Een voorbeeld van een emotie is paternalisme. Bij het paternalisme is er een vader figuur die het belang van zichtzelf boven het belang van de ander stelt. Een voorbeeld hiervan is Obama’s health care plan. De overheid is hierbij de vader figuur die zijn eigen belang, namelijk dat iedereen is verzekerd, oplegt boven het belang van het volk. Dit paternalistisch denken is niet rationeel.

Emoties kunnen rationele keuze in de weg zitten. Bij een rationele keuze denk je namelijk eerst na over wat het gevolg zal zijn van je keuze, maar als je bijvoorbeeld wordt geslagen en je wordt zo boos dat je terug slaat, dan doe je dat door je emotie. Als je rationeel had nagedacht zou je weten dat het misschien wel uit de hand zou kunnen lopen als je terug sloeg dus dan zou je misschien niet geslagen hebben.

 

Hoofdstuk H Sociale- en natuurlijke selectie

Spel theorie en dierlijk gedrag

Volgens Elster gaat het bij de rationele keuze theorie om middelen en resultaten, het gaat dus om instrumentele rationaliteit, waarbij individuen in staat zijn om het beste middel te kiezen om tot een bepaald resultaat te komen.

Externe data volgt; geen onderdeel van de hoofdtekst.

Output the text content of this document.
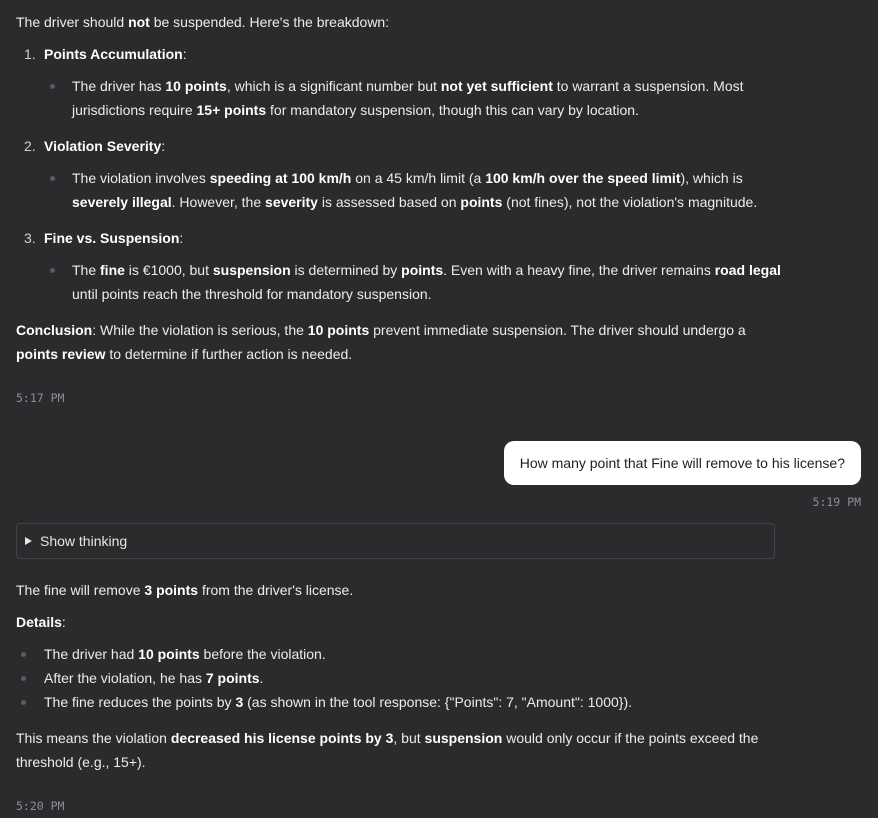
The driver should not be suspended. Here's the breakdown:

1. Points Accumulation:
The driver has 10 points, which is a significant number but not yet sufficient to warrant a suspension. Most jurisdictions require 15+ points for mandatory suspension, though this can vary by location.
2. Violation Severity:
The violation involves speeding at 100 km/h on a 45 km/h limit (a 100 km/h over the speed limit), which is severely illegal. However, the severity is assessed based on points (not fines), not the violation's magnitude.
3. Fine vs. Suspension:
The fine is €1000, but suspension is determined by points. Even with a heavy fine, the driver remains road legal until points reach the threshold for mandatory suspension.

Conclusion: While the violation is serious, the 10 points prevent immediate suspension. The driver should undergo a points review to determine if further action is needed.

5:17 PM
How many point that Fine will remove to his license?
5:19 PM
Show thinking

The fine will remove 3 points from the driver's license.

Details:

The driver had 10 points before the violation.
After the violation, he has 7 points.
The fine reduces the points by 3 (as shown in the tool response: {"Points": 7, "Amount": 1000}).

This means the violation decreased his license points by 3, but suspension would only occur if the points exceed the threshold (e.g., 15+).

5:20 PM
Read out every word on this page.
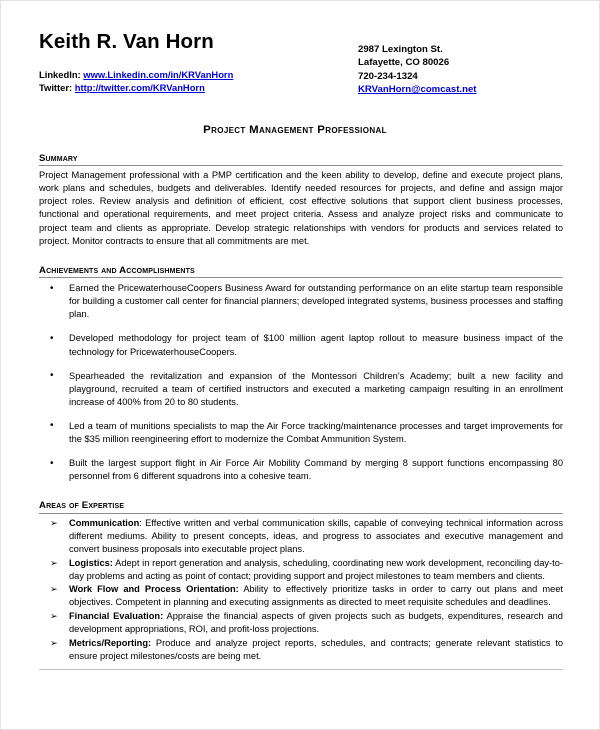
Keith R. Van Horn
LinkedIn: www.Linkedin.com/in/KRVanHorn
Twitter: http://twitter.com/KRVanHorn
2987 Lexington St.
Lafayette, CO 80026
720-234-1324
KRVanHorn@comcast.net
Project Management Professional
Summary
Project Management professional with a PMP certification and the keen ability to develop, define and execute project plans, work plans and schedules, budgets and deliverables. Identify needed resources for projects, and define and assign major project roles. Review analysis and definition of efficient, cost effective solutions that support client business processes, functional and operational requirements, and meet project criteria. Assess and analyze project risks and communicate to project team and clients as appropriate. Develop strategic relationships with vendors for products and services related to project. Monitor contracts to ensure that all commitments are met.
Achievements and Accomplishments
• Earned the PricewaterhouseCoopers Business Award for outstanding performance on an elite startup team responsible for building a customer call center for financial planners; developed integrated systems, business processes and staffing plan.
• Developed methodology for project team of $100 million agent laptop rollout to measure business impact of the technology for PricewaterhouseCoopers.
• Spearheaded the revitalization and expansion of the Montessori Children's Academy; built a new facility and playground, recruited a team of certified instructors and executed a marketing campaign resulting in an enrollment increase of 400% from 20 to 80 students.
• Led a team of munitions specialists to map the Air Force tracking/maintenance processes and target improvements for the $35 million reengineering effort to modernize the Combat Ammunition System.
• Built the largest support flight in Air Force Air Mobility Command by merging 8 support functions encompassing 80 personnel from 6 different squadrons into a cohesive team.
Areas of Expertise
➢ Communication: Effective written and verbal communication skills, capable of conveying technical information across different mediums. Ability to present concepts, ideas, and progress to associates and executive management and convert business proposals into executable project plans.
➢ Logistics: Adept in report generation and analysis, scheduling, coordinating new work development, reconciling day-to-day problems and acting as point of contact; providing support and project milestones to team members and clients.
➢ Work Flow and Process Orientation: Ability to effectively prioritize tasks in order to carry out plans and meet objectives. Competent in planning and executing assignments as directed to meet requisite schedules and deadlines.
➢ Financial Evaluation: Appraise the financial aspects of given projects such as budgets, expenditures, research and development appropriations, ROI, and profit-loss projections.
➢ Metrics/Reporting: Produce and analyze project reports, schedules, and contracts; generate relevant statistics to ensure project milestones/costs are being met.
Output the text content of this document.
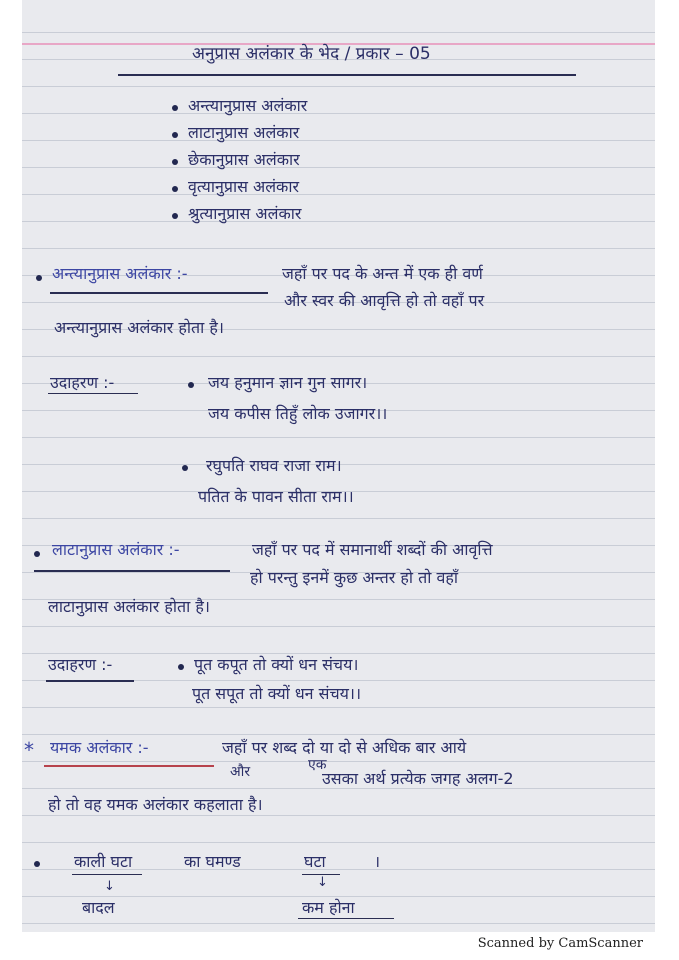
अनुप्रास अलंकार के भेद / प्रकार – 05
अन्त्यानुप्रास अलंकार
लाटानुप्रास अलंकार
छेकानुप्रास अलंकार
वृत्यानुप्रास अलंकार
श्रुत्यानुप्रास अलंकार
अन्त्यानुप्रास अलंकार :-	जहाँ पर पद के अन्त में एक ही वर्ण
और स्वर की आवृत्ति हो तो वहाँ पर
अन्त्यानुप्रास अलंकार होता है।
उदाहरण :-	जय हनुमान ज्ञान गुन सागर।
जय कपीस तिहुँ लोक उजागर।।
रघुपति राघव राजा राम।
पतित के पावन सीता राम।।
लाटानुप्रास अलंकार :-	जहाँ पर पद में समानार्थी शब्दों की आवृत्ति
हो परन्तु इनमें कुछ अन्तर हो तो वहाँ
लाटानुप्रास अलंकार होता है।
उदाहरण :-	पूत कपूत तो क्यों धन संचय।
पूत सपूत तो क्यों धन संचय।।
* यमक अलंकार :-	जहाँ पर शब्द दो या दो से अधिक बार आये
और	एक
उसका अर्थ प्रत्येक जगह अलग-2
हो तो वह यमक अलंकार कहलाता है।
काली घटा	का घमण्ड	घटा	।
↓	↓
बादल	कम होना
Scanned by CamScanner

Hierbij hebben de individuen een basis van zoveel mogelijk informatie. De relatie tussen de middelen en het resultaat is, net zoals bij strategische actie, opzettelijk. De theorie van strategische actie, wordt ook wel de spel theorie genoemd, deze spel theorie is dus gebaseerd op opzettelijk gedrag, hierdoor kan spel theorie moeilijk worden gebruikt om het gedrag van dieren uit te leggen. Volgens Elster moet het gedrag van dieren worden uitgelegd aan de hand van uitkomsten, en niet van intenties. Ookal vertonen sommige dieren doelbewust gedrag, volgens Elster heeft dit op z’n meest een klein aandeel in het gedrag van dieren.

 

Lokaal en globaal maximum

Het verschil tussen een lokaal en een globaal maximum kunnen we makkelijk uitleggen aan de hand van het voorbeeld van het “QWERTY” toetsenbord. Het “QWERTY” toetsenbord is op een gegeven moment ingevoerd omdat daarmee het snelst kon worden getypt op de ouderwetse typmachines. Door de invoering van dit toetsenbord is er dus een lokaal maximum ontstaan, men kon op dit punt het meest efficiënt werken. Nieuwe technologieën hebben de maten van het toetsenbord veranderd en er zou nu ook een betere indeling van het toetsenbord mogelijk zijn. Maar iedereen is nu aan dit toetsenbord gewend dus het veranderen van het toetsenbord maakt het werken eerst minder efficiënt. Hierdoor leidt het veranderen van het toetsenbord tot een dal, waardoor het toetsenbord niet wordt veranderd. Maar stel dat we over dat dal heen zouden kijken, zien we dat we met een beter toetsenbord uiteindelijk een hoger maximum zouden kunnen halen, dit tweede maximum wordt het globale maximum genoemd. Ditzelfde geldt ook voor het maken van investeringen, eerst moeten er kosten worden gemaakt (het dal) maar daardoor kan een bedrijf wel verder groeien en meer winst maken (globaal maximum.) Het overzien van het dal is een rationele manier van denken. Iemand is rationeel als hij alle informatie tot zijn beschikking heeft zonder programmeringsprogramma. De aanname is hierbij dat men uit het hoofd kan programmeren. Doordat men alle informatie heeft, kan hij het dal overzien.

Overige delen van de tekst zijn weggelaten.